Now Courrier International, a Paris weekly with the tagline “L'anticipation au quotidien” takes blaming the victim to a new level. Here’s the English language version.


DesignTaxi
comments:
In the latest instance, Saatchi & Saatchi France used an image of the New York skyline with a shorter twin towers, two airplanes flying innocuously over the buildings. The tagline? “Learn to anticipate”.

HT: Polly, who, hélas, is no longer in Paris and not blogging so much.

Jesus, American Style

September 8, 2010
Posted by Jay Livingston

American Christianity has transformed the church and even Jesus into something that would have appalled the real Jesus and his followers. That’s the sermon David Brooks was preaching in the Times yesterday. Megachurches for congregations mirror the mega-houses and mega-SUVs for individuals.

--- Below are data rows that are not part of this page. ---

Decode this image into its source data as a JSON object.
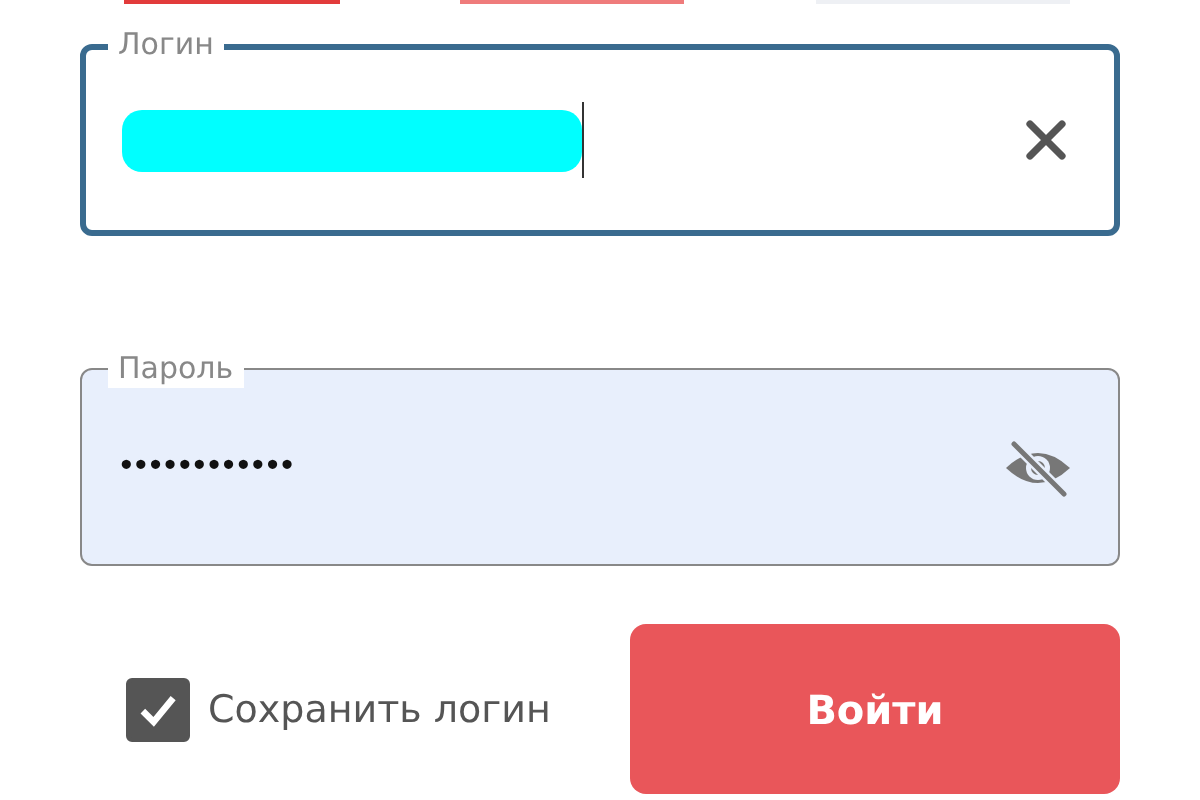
{
  "login_field": {
    "label": "Логин",
    "focused": true
  },
  "password_field": {
    "label": "Пароль",
    "value": "••••••••••••",
    "focused": false
  },
  "remember": {
    "label": "Сохранить логин",
    "checked": true
  },
  "submit_button": {
    "label": "Войти"
  }
}
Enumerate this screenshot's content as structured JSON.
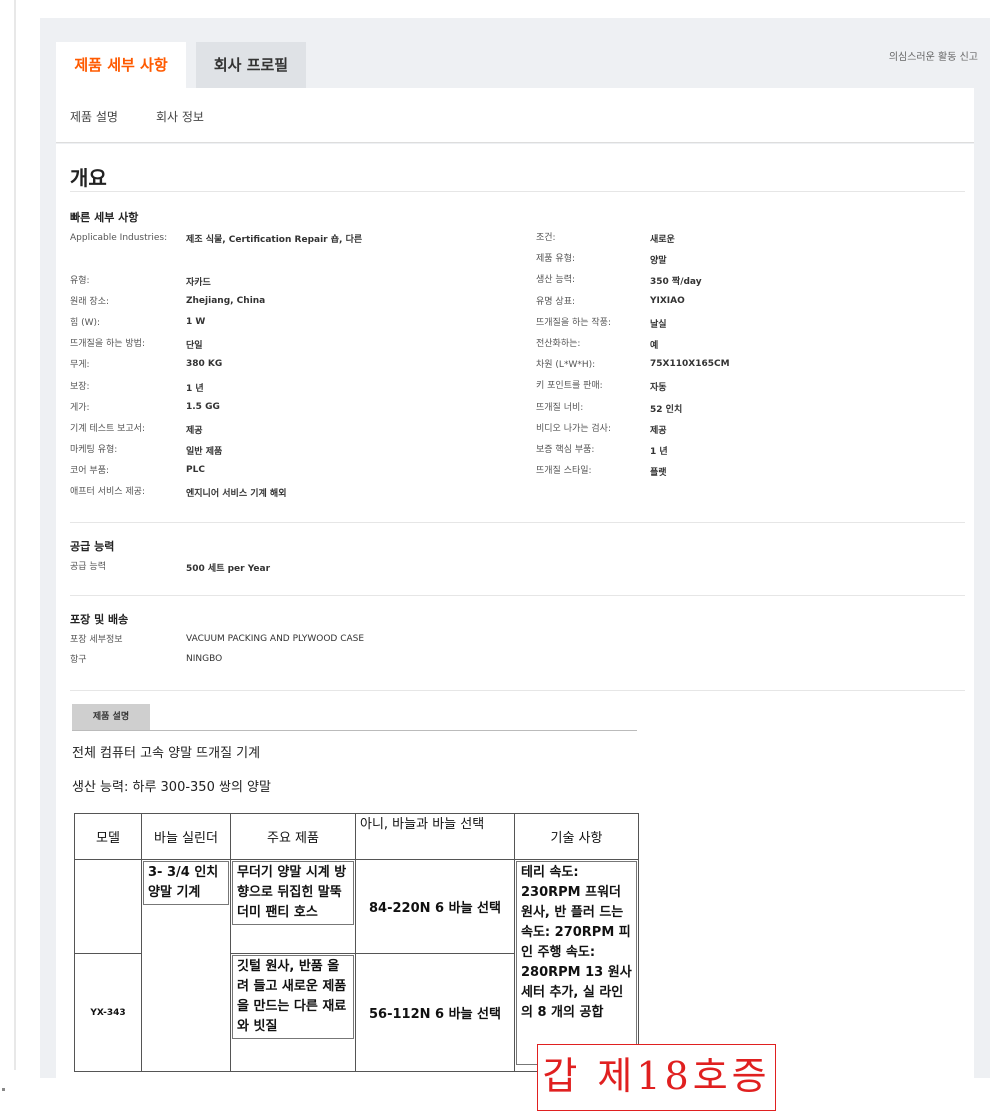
{
  "tabs": {
    "active": "제품 세부 사항",
    "inactive": "회사 프로필"
  },
  "report_link": "의심스러운 활동 신고",
  "subnav": {
    "item1": "제품 설명",
    "item2": "회사 정보"
  },
  "overview_title": "개요",
  "quick_details": {
    "title": "빠른 세부 사항",
    "left": [
      {
        "k": "Applicable Industries:",
        "v": "제조 식물, Certification Repair 숍, 다른"
      },
      {
        "k": "유형:",
        "v": "자카드"
      },
      {
        "k": "원래 장소:",
        "v": "Zhejiang, China"
      },
      {
        "k": "힘 (W):",
        "v": "1 W"
      },
      {
        "k": "뜨개질을 하는 방법:",
        "v": "단일"
      },
      {
        "k": "무게:",
        "v": "380 KG"
      },
      {
        "k": "보장:",
        "v": "1 년"
      },
      {
        "k": "게가:",
        "v": "1.5 GG"
      },
      {
        "k": "기계 테스트 보고서:",
        "v": "제공"
      },
      {
        "k": "마케팅 유형:",
        "v": "일반 제품"
      },
      {
        "k": "코어 부품:",
        "v": "PLC"
      },
      {
        "k": "애프터 서비스 제공:",
        "v": "엔지니어 서비스 기계 해외"
      }
    ],
    "right": [
      {
        "k": "조건:",
        "v": "새로운"
      },
      {
        "k": "제품 유형:",
        "v": "양말"
      },
      {
        "k": "생산 능력:",
        "v": "350 짝/day"
      },
      {
        "k": "유명 상표:",
        "v": "YIXIAO"
      },
      {
        "k": "뜨개질을 하는 작풍:",
        "v": "날실"
      },
      {
        "k": "전산화하는:",
        "v": "예"
      },
      {
        "k": "차원 (L*W*H):",
        "v": "75X110X165CM"
      },
      {
        "k": "키 포인트를 판매:",
        "v": "자동"
      },
      {
        "k": "뜨개질 너비:",
        "v": "52 인치"
      },
      {
        "k": "비디오 나가는 검사:",
        "v": "제공"
      },
      {
        "k": "보증 핵심 부품:",
        "v": "1 년"
      },
      {
        "k": "뜨개질 스타일:",
        "v": "플랫"
      }
    ]
  },
  "supply": {
    "title": "공급 능력",
    "k": "공급 능력",
    "v": "500 세트 per Year"
  },
  "packaging": {
    "title": "포장 및 배송",
    "k1": "포장 세부정보",
    "v1": "VACUUM PACKING AND PLYWOOD CASE",
    "k2": "항구",
    "v2": "NINGBO"
  },
  "description": {
    "button": "제품 설명",
    "line1": "전체 컴퓨터 고속 양말 뜨개질 기계",
    "line2": "생산 능력: 하루 300-350 쌍의 양말"
  },
  "table": {
    "headers": [
      "모델",
      "바늘 실린더",
      "주요 제품",
      "아니, 바늘과 바늘 선택",
      "기술 사항"
    ],
    "model": "YX-343",
    "cylinder": "3- 3/4 인치 양말 기계",
    "product1": "무더기 양말 시계 방향으로 뒤집힌 말뚝 더미 팬티 호스",
    "needle1": "84-220N 6 바늘 선택",
    "product2": "깃털 원사, 반품 올려 들고 새로운 제품을 만드는 다른 재료와 빗질",
    "needle2": "56-112N 6 바늘 선택",
    "tech": "테리 속도: 230RPM 프워더 원사, 반 플러 드는 속도: 270RPM 피인 주행 속도: 280RPM 13 원사 세터 추가, 실 라인의 8 개의 공합"
  },
  "stamp": "갑 제18호증"
}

Brooks’s inspiration is the recent book Radical: Taking Back Your Faith From the American Dream by David Platt, himself once the pastor of megachurch (N = 4300) in Alabama.
Today, however, building budgets dwarf charitable budgets, and Jesus is portrayed as a genial suburban dude. “When we gather in our church building to sing and lift up our hands in worship, we may not actually be worshiping the Jesus of the Bible. Instead, we may be worshiping ourselves.”
Sound familiar? Mr. Brooks, Rev. Platt (2010), meet M. Durkheim (1912):
[Religion] is a system of ideas with which the individuals represent to themselves the society of which they are members . . .God is only a figurative expression of the society .

Employee Health Care Costs

September 4, 2010
Posted by Jay Livingston

It always seemed to me that the loud and vitriolic opposition to health care reform wasn’t really about health care. (My earlier post on this is here.) I found it hard to believe that so many people were so rapturously pleased with the current system and its direction and so angrily opposed to any changes. I had only two explanations based on rationality:
  • Most people had no way to compare the current US system with the less expensive and often better health care in other countries
  • People who got health care via their jobs could not see the true costs of those plans.
On the second point, Aaron Carroll at The Incidental Economist reprints some charts from the Kaiser Family Foundation annual survey of employee health benefits. Here are two of them.

(Click on the chart for a larger view.)


A huge increase in prices, and people rallying in the streets NOT to change it? As Carroll says, the true costs of this increase are not easy to see.
employees actually pay the full cost of premiums (including the “employer” share) in the form of slower wage growth. Nevertheless, few workers understand this. The perception is that only the employee share is paid by workers. But that’s gone up too, so perception and truth align. Employees are paying more.